Pasted below is the article that got printed in the Sunday TOI. Its about how a hooligan has shamelessly addressed leaders, dignified citizens, rivals, etc. I am amazed by the 'cheapest standard of language' and the thought process this man uses to cite examples. Sadly, Mr. Thackeray, who has no job but to stand and deliver the rioting orders in Mumbai (no i m not joking...he targeted South Indians in 1966, Muslims in 1992, and now North Indians in 2008), has once again raised the question of Impotent Law n Order situation in the state. Guys, please please please read and comment over this issue.
BAD LANGUAGE
A Brief History of Thackeray’s Rants
Once again, Bal Thackeray has used Shiv Sena mouthpiece, Saamna, to abuse. This time the Biharis. Jyoti Punwani remembers other instances
You need a mouthwash after reading Bal Thackeray’s writings. Look at how Bihari MPs are frothing at the mouth after just one salvo. (Thackeray had said in Saamna that Biharis are a burden to the country). In the past, Muslims, Communists (invariably referred to as ‘red monkeys’), his female political detractors, Marathi editors, and political rivals, have been at the receiving end of his polemics that is affectionately called by gushing reporters, ‘Thackeri bhasha’.
Once Thackeray wrote in his editorial, “If anyone were to sneeze against Thackeray (the reference is to himself), what else would these flies do except sit on the snot? When that ram (the animal and not the god) and that bundle of rags meet, the hybrid that is produced is....”
The “bundle of rags” was a reference to Professor Pushpa Bhave, “ram” was former deputy chief minister of Maharashtra Chhagan Bhujbal, and “flies”, of course, referred to both. Bhave and Bhujbal were the most visible supporters of Shiela Kini, the Dadar housewife who had implicated Raj Thackeray in the death of her husband, Ramesh Kini, a tenant who refused to vacate his flat in 1996.
When a CBI inquiry was ordered into the affair, Thackeray said in a front page interview to Saamna, “The matter has become cold now. It’s like when you pee, bubbles rise up to the surface in the pot; those bubbles have died down now. Whether they pee again or not is a question to be looked at later.”
Bhave has also been described by him as “that stale naankatai (biscuit)”. Thackeray usually reserves his most vulgar abuses for women. In one edit, he described Mrinal Gore and Ahilya Rangnekar, Mumbai's oldest Leftist leaders, as women whose menstrual rags had long dried in the sun. Reportedly, his crude imitation of Sonia Gandhi at election rallies in 1999, and his repeated references to her honeymooning with Rajiv Gandhi when the country was being attacked by Pakistan in 1971, put off voters and was seen as one of the factors that prevented his return as the self-proclaimed “remote control” of Maharashtra.

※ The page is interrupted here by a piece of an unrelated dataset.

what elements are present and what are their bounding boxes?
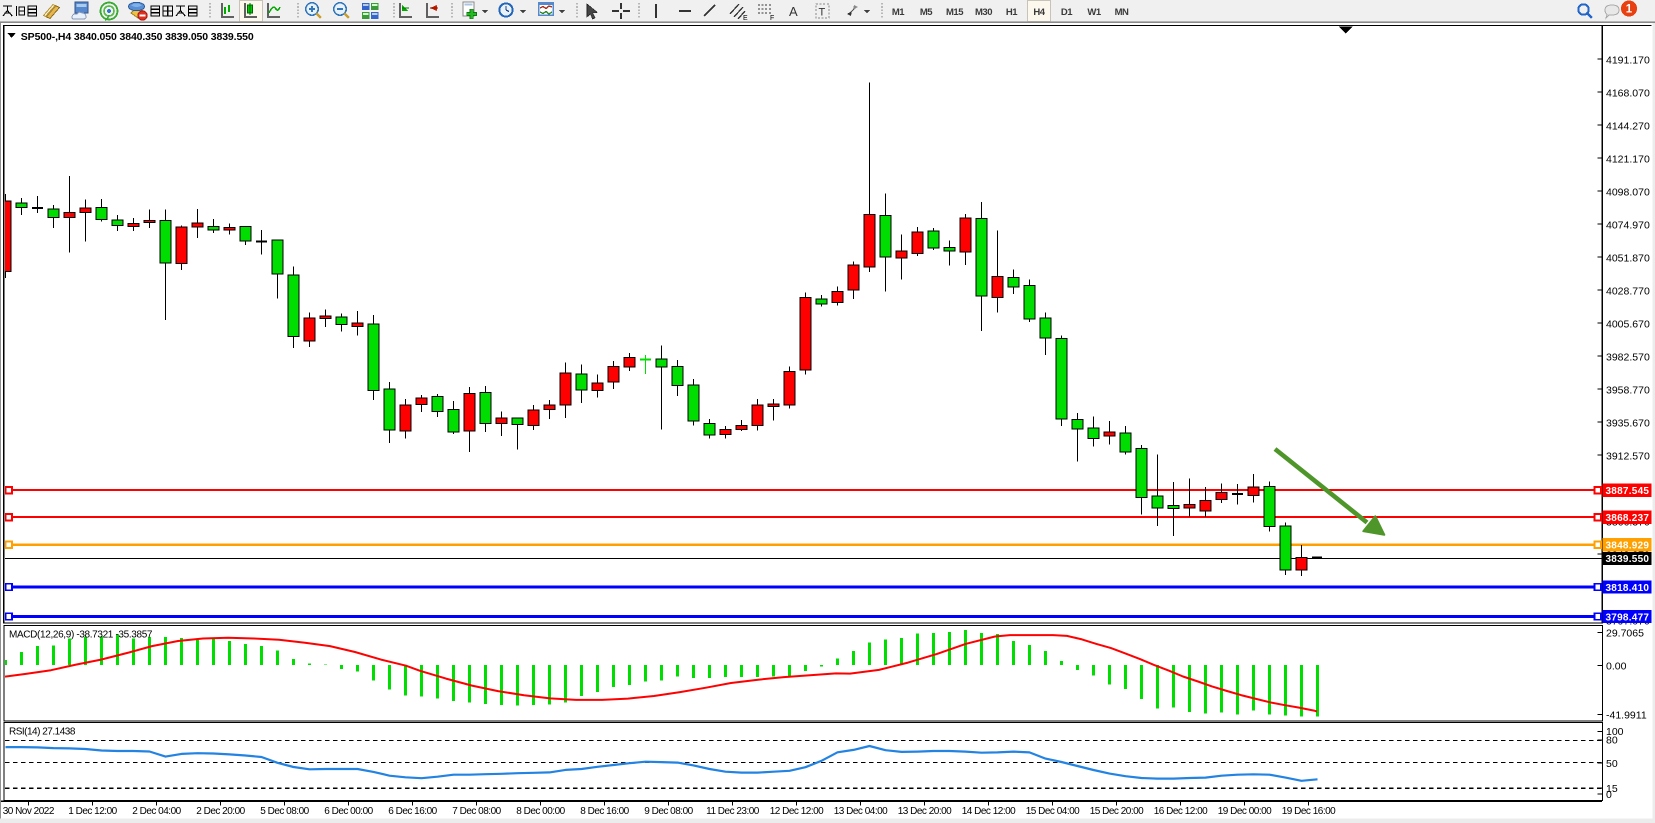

Vying with women as targets are of course Muslims, whom he routinely describes as fanatics, traitors, and Pakistani agents who set up mini-Pakistans wherever they go. In their lanes, he has said, streams of poison and treason flow, and that their masjids are storehouses for illegal arms. Sometimes he qualifies that he is not opposed to all Muslims, only the antinational ones. But when he constantly prefaces, or even replaces, the word ‘Muslim’ with traitor, one can be forgiven for equating the two.
Way back in 1989, this reporter was a witness to Thackeray addressing the well-heeled members of the Rotary Club at the Taj Mahal Hotel. Devoting most of his 45-minute speech to “those people” (Muslims), he described them as “green serpents”. Amid titters from the audience, he described Muslim hardliner Syed Shahabuddin a “green rat” and a “bandicoot who should be put into the dustbin.” And also, a “poker” (Shahabuddin had called him a “joker”) because he poked his nose into other people’s affairs. Thackeray has also abused Congress politicians as dogs. He said that they attended iftaar parties wearing fez caps, stood in Mumbai’s Muslim dominated Bhendi Bazaar or in the Parliament wearing green burqas or waving green handkerchiefs, and would even gladly get themselves circumcised to please Muslims.
Marathi editors are also Thackeray’s bugbear. He once wrote that one of them would visit his mistress in Mumbai’s red light area every night, get drunk and be taken home in the morning by his relative.
The question now is: how seriously should one take these rantings? Given the fact that Saamna’s readership runs into thousands, and that Mumbai’s cops are its diehard readers, what Thackeray writes needs to be taken seriously indeed—by the government. Saamna was at least one major reason for the widespread support Shiv Sainiks enjoyed in the ’92-’93 riots.
But if any one agency has chosen to show benevolent apathy towards Saamna, it has been the Congress. When forced to take note, there’s always the elusive “expert legal opinion” that must be consulted. Vijay Tendulkar, Nikhil Wagle, Pushpa Bhave, Mrinal Gore, G R Khairnar, Manimala—the list of intellectuals attacked by Shiv Sainiks is long and illustrious. The government did nothing to protect them, nor to punish their assailant.